Centripetal and Child
Upon a coffee shop in Pioneer Square, sits
a globe painted all blue — how Seattle
sees the world or prophecy of flood —
still when it spins
Upon the fourth day, they tilted the earth,
at last, to meet the sky. We turn on a dime
round and round to, when it stops, we know
the world and its chronic dizzy breath. Access
to axis, we all fall down.
Upon learning the round Earth we
troweled soil as deep as a knee,
made a break for China.
Upon seeing the Grand Canyon we’ve
filled the holes back in.
The other day I was sitting at a coffee shop, saw the blue globe, told myself to write about it and… here we are.

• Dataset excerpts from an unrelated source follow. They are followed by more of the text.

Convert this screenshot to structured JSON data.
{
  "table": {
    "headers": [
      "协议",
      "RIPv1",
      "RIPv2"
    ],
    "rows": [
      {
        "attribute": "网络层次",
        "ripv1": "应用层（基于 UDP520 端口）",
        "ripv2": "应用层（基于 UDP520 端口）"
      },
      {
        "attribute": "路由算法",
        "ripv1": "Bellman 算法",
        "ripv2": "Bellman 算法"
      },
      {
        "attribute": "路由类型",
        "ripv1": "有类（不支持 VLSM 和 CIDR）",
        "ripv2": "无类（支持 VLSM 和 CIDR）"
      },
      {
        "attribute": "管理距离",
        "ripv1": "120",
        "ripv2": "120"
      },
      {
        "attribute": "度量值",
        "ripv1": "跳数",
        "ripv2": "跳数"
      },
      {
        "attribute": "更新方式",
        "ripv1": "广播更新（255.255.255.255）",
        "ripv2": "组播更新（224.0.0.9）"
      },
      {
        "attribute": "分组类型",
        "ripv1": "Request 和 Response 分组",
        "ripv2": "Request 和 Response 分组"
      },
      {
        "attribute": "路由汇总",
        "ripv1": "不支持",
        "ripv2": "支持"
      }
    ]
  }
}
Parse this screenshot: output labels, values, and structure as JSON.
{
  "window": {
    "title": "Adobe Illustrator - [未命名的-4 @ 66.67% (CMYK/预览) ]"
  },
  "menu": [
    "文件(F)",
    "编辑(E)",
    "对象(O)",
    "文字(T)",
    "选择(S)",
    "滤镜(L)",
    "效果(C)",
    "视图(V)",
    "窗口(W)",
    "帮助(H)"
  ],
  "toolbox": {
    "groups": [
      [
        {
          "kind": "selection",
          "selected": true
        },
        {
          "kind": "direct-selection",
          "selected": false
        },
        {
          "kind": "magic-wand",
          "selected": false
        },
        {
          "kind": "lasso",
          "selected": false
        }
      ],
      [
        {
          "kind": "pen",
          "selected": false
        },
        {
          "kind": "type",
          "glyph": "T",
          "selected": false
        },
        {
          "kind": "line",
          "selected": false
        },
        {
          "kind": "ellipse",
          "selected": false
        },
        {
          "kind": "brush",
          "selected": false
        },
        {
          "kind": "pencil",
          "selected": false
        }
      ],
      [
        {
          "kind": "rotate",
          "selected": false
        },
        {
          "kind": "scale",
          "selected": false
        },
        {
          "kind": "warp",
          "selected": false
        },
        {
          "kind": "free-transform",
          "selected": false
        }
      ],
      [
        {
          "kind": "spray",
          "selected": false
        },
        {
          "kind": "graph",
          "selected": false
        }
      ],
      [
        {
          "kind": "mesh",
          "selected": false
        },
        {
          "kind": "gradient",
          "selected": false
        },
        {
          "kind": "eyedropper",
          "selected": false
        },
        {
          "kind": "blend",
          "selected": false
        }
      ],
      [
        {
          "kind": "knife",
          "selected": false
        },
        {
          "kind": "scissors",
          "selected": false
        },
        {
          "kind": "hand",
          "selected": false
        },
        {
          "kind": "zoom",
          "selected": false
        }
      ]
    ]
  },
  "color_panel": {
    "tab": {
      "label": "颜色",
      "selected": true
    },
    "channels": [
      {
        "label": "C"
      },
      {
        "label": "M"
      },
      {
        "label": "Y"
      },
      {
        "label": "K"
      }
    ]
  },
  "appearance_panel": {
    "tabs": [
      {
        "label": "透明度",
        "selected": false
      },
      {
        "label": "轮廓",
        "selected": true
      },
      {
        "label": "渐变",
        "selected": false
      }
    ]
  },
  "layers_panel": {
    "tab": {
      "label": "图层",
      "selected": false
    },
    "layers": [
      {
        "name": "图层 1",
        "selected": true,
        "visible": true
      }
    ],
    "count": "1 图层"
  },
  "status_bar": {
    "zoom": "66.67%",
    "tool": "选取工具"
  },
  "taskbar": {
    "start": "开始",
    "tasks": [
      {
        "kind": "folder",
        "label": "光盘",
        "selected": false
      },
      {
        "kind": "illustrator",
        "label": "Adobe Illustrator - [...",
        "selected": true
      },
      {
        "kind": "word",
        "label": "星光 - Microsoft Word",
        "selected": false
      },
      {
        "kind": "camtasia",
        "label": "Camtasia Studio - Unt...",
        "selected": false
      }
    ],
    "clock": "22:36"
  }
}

At the time I was reading Genesis by Eduardo Galeano, an artful and extensive history of the Americas that begins with a collection of indigenous creation stories and seamlessly merges them into a chronological history of encounter. In one of these stories, the creation of ‘Time’ provides a sequence of days and what was made on each day — this is where the “tilted the earth to meet the sky” language came from. What a beautiful notion. It feels in conversation with this older poem: Who Felled the Tree That Locked The Earth to the Sky
Looking back now, it seems like today’s poem emerged fully formed. The accidental childlike sense of wonder and play runs through it like a vein. The idea of place and location circles it like a satellite or a compass on the fritz.
With gratitude.
I love how playfulness, creation, creativity, and destruction interweave in this poem. They pile on top together and almost seem to suggest they’re the same thing?